# Same job, same skills, different job title/pay



## Anju (May 24, 2012)

Hi

My friend works nights at the weekend, and several days during the week, and is having some issues with a new contract. I am his manager as well as friend and am trying to sort things out for him but am being constantly put off or given information that I do not trust. I have done as much reading as possible but there always seem to be a lot of ifs and buts in employment law. As we both work nights it is difficult to sort things out and we are both fairly easy going trusting people.

Today when I emailed my line manager today to ask for confirmation of whether the dayshift weekend person was a full or assistant supervisor he replied asking if we were talking about (nightshift person) or (dayshift person). I replied that we were in effect talking about both as they both had same role. 

He has waited a year to be given an actual written contract but has been working in the meantime as an 'assistant supervisor', there is no supervisor on his shift only a manager (me) and another 'assistant supervisor'. He is fine with this during the week but at weekends he is in sole charge of things. It appears that the person who does the dayshift has the job title of supervisor, and therefore better pay. They have pretty much identical skillsets. He is from Pakistan and I'm not sure which country she is from but she is Eastern European (White).

We have had no HR person for well over a year, the MD has been dealing with HR issues! When my friend emailed the recently appointed HR person on my advice my line manager intervened and said that he would speak to him as the HR person had not been around long enough to know what was going on.

I know they are acting illegally and want to help my friend but need to protect myself, as our MD is not the most stable person in the world.

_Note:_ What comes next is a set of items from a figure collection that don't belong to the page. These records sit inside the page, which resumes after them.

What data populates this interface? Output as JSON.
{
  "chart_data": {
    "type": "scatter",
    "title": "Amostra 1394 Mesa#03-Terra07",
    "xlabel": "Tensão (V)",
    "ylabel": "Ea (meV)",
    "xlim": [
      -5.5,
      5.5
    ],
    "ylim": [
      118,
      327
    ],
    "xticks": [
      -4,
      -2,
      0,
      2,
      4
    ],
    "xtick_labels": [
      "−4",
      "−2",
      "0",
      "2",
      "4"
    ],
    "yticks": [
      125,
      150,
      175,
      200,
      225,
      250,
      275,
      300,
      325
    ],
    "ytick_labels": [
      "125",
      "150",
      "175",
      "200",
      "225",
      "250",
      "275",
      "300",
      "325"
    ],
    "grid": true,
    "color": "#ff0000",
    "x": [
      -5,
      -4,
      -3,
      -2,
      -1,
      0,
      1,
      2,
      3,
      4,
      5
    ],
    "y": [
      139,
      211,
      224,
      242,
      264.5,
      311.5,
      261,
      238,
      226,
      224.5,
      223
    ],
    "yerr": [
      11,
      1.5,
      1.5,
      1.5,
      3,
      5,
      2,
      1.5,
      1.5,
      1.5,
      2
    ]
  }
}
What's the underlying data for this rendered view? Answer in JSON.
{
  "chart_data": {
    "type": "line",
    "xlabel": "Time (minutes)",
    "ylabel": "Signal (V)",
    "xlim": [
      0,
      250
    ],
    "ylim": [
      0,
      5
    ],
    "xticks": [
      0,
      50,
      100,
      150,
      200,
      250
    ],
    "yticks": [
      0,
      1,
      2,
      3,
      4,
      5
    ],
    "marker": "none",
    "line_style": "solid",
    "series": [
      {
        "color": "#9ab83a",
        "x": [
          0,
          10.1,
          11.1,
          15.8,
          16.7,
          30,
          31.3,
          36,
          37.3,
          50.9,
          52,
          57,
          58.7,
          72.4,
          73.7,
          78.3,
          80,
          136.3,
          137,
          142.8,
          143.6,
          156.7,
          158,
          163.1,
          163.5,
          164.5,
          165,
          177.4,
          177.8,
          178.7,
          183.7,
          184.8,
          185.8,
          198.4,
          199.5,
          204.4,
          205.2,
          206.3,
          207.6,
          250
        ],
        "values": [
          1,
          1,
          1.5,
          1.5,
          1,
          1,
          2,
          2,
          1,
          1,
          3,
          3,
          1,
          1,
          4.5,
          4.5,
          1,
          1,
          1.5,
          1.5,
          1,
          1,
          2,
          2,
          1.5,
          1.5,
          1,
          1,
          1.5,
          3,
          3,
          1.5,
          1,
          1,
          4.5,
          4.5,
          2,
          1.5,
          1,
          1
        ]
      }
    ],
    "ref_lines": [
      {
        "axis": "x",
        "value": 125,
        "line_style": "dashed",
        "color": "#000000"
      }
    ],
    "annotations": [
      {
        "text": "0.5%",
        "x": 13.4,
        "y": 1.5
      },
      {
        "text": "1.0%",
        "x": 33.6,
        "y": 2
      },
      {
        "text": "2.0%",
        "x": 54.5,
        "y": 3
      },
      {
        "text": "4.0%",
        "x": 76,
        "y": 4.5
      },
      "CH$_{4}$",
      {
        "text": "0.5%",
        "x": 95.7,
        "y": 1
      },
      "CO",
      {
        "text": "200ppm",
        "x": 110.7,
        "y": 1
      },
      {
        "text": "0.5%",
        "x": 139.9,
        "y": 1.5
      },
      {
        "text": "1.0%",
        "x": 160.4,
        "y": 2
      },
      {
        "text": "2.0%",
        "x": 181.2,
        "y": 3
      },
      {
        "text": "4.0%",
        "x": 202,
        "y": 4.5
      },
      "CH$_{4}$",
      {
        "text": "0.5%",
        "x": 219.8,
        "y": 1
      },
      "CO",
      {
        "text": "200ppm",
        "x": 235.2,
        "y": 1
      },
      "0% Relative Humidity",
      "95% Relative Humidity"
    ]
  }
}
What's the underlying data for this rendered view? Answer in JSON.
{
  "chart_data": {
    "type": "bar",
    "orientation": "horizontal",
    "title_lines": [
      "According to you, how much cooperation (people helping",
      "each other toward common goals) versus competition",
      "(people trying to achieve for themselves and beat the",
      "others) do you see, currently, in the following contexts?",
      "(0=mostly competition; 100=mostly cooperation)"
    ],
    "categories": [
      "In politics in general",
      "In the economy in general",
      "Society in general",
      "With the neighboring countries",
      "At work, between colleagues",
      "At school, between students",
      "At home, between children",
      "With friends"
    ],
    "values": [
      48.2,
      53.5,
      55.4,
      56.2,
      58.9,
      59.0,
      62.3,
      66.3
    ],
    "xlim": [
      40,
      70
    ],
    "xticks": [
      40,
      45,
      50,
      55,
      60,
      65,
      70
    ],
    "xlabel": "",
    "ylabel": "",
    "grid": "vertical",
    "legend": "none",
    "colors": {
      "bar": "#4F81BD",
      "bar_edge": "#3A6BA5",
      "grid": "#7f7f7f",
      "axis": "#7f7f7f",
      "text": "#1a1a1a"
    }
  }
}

Any advice would be most appreciated as i'm getting to a point where the arguments with my bosses are putting me in a position where I'm close to walking out, which I can't afford to do.


Anju


----------



## Termite Man (May 24, 2012)

Anju said:


> He is from Pakistan and I'm not sure which country she is from but she is Eastern European (White).
> 
> Anju


 

Do you think the difference is down to racism then because thats how this makes it come across?


----------



## Anju (May 24, 2012)

It could be. There is also an issue with another friend who works with us. She is from Japan and has a contract as an hourly paid supervisor and her contract has come with a letter saying that she had been offered the option of a salaried role and she has waived her right to that voluntarily. This was never really discussed with her and the 2 white guys that both have the same job as her, though I suspect may have been given slightly different job titles, have both been given salaried positions. 

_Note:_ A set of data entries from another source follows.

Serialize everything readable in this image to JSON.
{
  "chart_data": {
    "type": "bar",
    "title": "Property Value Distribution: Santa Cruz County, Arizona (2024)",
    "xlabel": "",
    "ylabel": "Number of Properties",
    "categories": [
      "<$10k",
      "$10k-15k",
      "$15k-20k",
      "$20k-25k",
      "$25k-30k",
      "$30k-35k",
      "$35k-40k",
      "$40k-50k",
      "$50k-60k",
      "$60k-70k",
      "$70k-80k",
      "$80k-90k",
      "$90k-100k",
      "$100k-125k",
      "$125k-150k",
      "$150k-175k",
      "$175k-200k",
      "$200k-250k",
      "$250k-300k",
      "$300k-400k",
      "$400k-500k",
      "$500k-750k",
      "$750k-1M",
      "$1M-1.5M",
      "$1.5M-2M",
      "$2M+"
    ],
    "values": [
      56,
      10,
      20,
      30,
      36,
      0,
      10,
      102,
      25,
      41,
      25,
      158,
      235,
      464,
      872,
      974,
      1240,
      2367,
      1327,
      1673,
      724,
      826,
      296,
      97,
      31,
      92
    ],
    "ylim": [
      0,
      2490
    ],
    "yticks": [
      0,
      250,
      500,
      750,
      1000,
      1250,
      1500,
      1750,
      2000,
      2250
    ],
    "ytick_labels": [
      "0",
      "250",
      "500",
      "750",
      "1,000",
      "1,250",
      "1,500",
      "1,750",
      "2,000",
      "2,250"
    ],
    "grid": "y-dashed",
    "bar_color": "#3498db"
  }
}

I advised her not to sign the contract until she has taken some advice, and to ask about their pay rates if she feels she is being discriminated against.


----------



## 8115 (May 24, 2012)

ACAS?  I've never called them myself but I have heard good things.


----------



## Anju (May 24, 2012)

I might have to contact them. Trouble is that the people concerned worry about losing their jobs and as it seems like I am the only manager that sees what is happening as a problem and so I have no support. I had arranged for the HR person to stay late tonight but he has not confirmed yet and I suspect he is being dissuaded from getting involved.


----------



## 8115 (May 24, 2012)

Sounds very plausible.  All of it.  Good luck.   Just, pick your battles, you know?  Bad hours, lots of employees from other countries?  Some employers take this as a red rag to get away with anything they can.

However, I can see an argument for a night "supervisor" and a day "supervisor" sometimes being different roles.  Doesn't mean their employment practices aren't dodgy though.


----------



## Anju (May 24, 2012)

Thanks,

The only difference might be the customer service aspect but my friend probably has better communication skills than the dayshift supervisor.

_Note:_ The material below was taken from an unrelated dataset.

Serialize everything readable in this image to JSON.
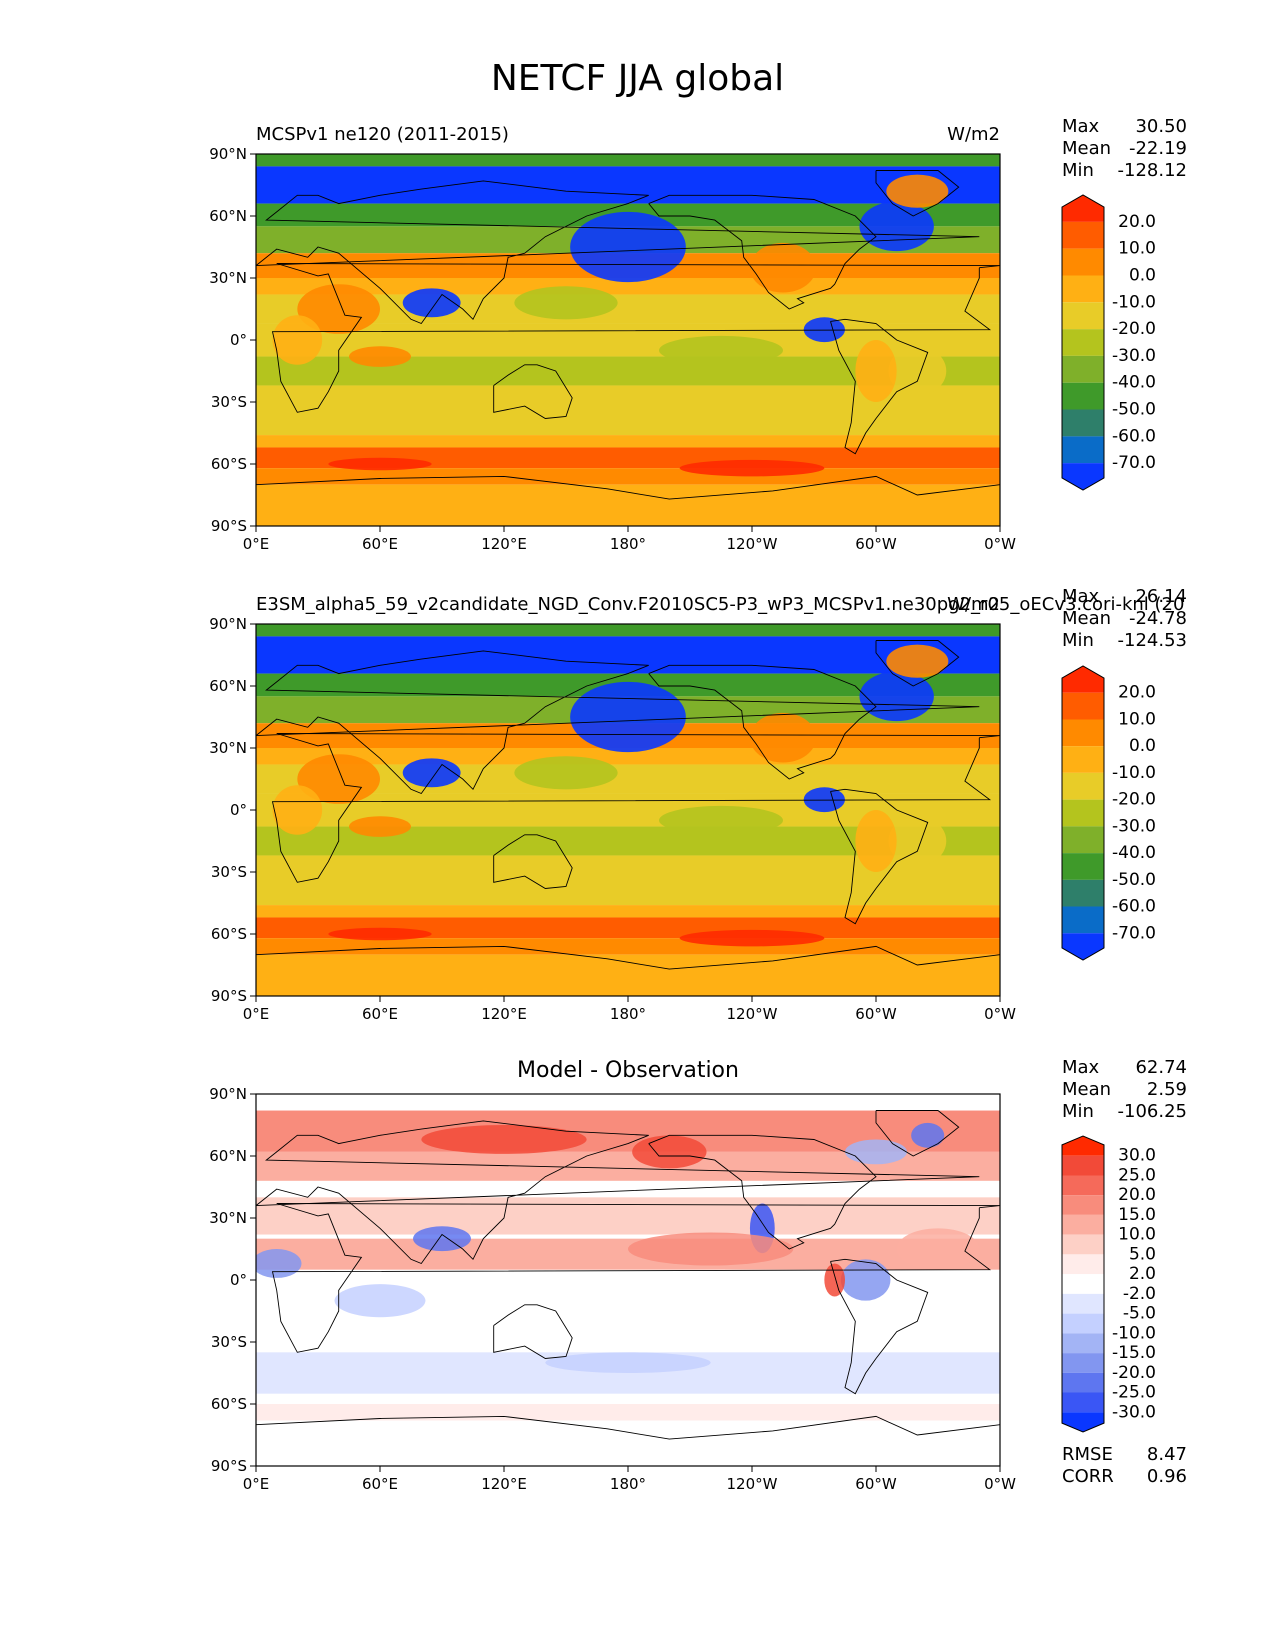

Also I should add that there is no formal system for testing/measuring peoples skills or monitoring performance.

Off to walk the dog then to work so will not be able to reply to any posts for a while. Thanks for any help or information in advance.

Anju


----------



## Puddy_Tat (May 24, 2012)

From my perspective (and I'm not a lawyer or HR specialist, and it's a while since I was a union rep)

I don't think there's any law (I assume we're talking UK here) that everyone doing nominally the same job must get the same pay.  There's a lot of firms that have individual contracts and so on.  Even in a fairly rigidly structured set-up like local government, there's a pay range for each job, and where you are on that range can reflect qualifications and / or length of service. 

I've also known employers agree one set of terms & conditions with one union and a different set (or refuse to agree the new set) with the other union, in workplaces where there's more than one recognised union for the same job.

If the organisation is using a system like this to discriminate on grounds of race / gender / nationality / sexuality / disability, then it is illegal.   However, where there's only a few people involved, it's hard to de-personalise it enough to get into this.

I'm also pretty sure there's no legal requirement to pay an enhanced rate for 'unsocial hours' although many employers do.

Are the jobs really the same?  In terms of responsibility for supervising the same number of people?  accounting for cash?  dealing with customers?  security of the premises?  (or whatever local circumstances there are)

ACAS would potentially be a good call.

As would joining a union - although unions generally won't get involved in an issue that's arisen before someone joins (it would be like getting home and finding you've been burgled, and then trying to take out home insurance) - but if the employer is as crap as this, the chances are there will be other issues soon...


----------



## bemused (May 24, 2012)

Not sure why you think they are acting illegally? Companies are entitled to pay people do the same job different rates as long as they aren't doing on the grounds of race, religion or sex etc. They could simply think the other person is worth more. Maybe he should ask for a pay rise and see what happens, if the company says no he should look for another job.


----------



## ViolentPanda (May 24, 2012)

Anju said:


> I might have to contact them. Trouble is that the people concerned worry about losing their jobs and as it seems like I am the only manager that sees what is happening as a problem and so I have no support. I had arranged for the HR person to stay late tonight but he has not confirmed yet and I suspect he is being dissuaded from getting involved.


 
May be worth intimating to your line manager (so that they can pass it on to the MD) that one of the reasons you're worried is because if *they* put a foot wrong with regard to following procedure, the whole company ends up paying if their wrong-footing results in a tribunal. That's why companies have HR people - to ostensibly steer them away from making uninformed employment decisions that drop the company in the brown smelly stuff.


----------



## Anju (May 26, 2012)

I am going to take the violent panda route and plant seeds of worry in the narrow minds of those concerned.


----------



## Puddy_Tat (May 26, 2012)




----------



## ViolentPanda (May 26, 2012)

Anju said:


> I am going to take the violent panda route and plant seeds of worry in the narrow minds of those concerned.


 
It's worth doing. So many bosses ignore HR that it's *always* worth doing.

Does make you wonder why the vain, self-satisfied buggers bother to hire HR staff, though.


----------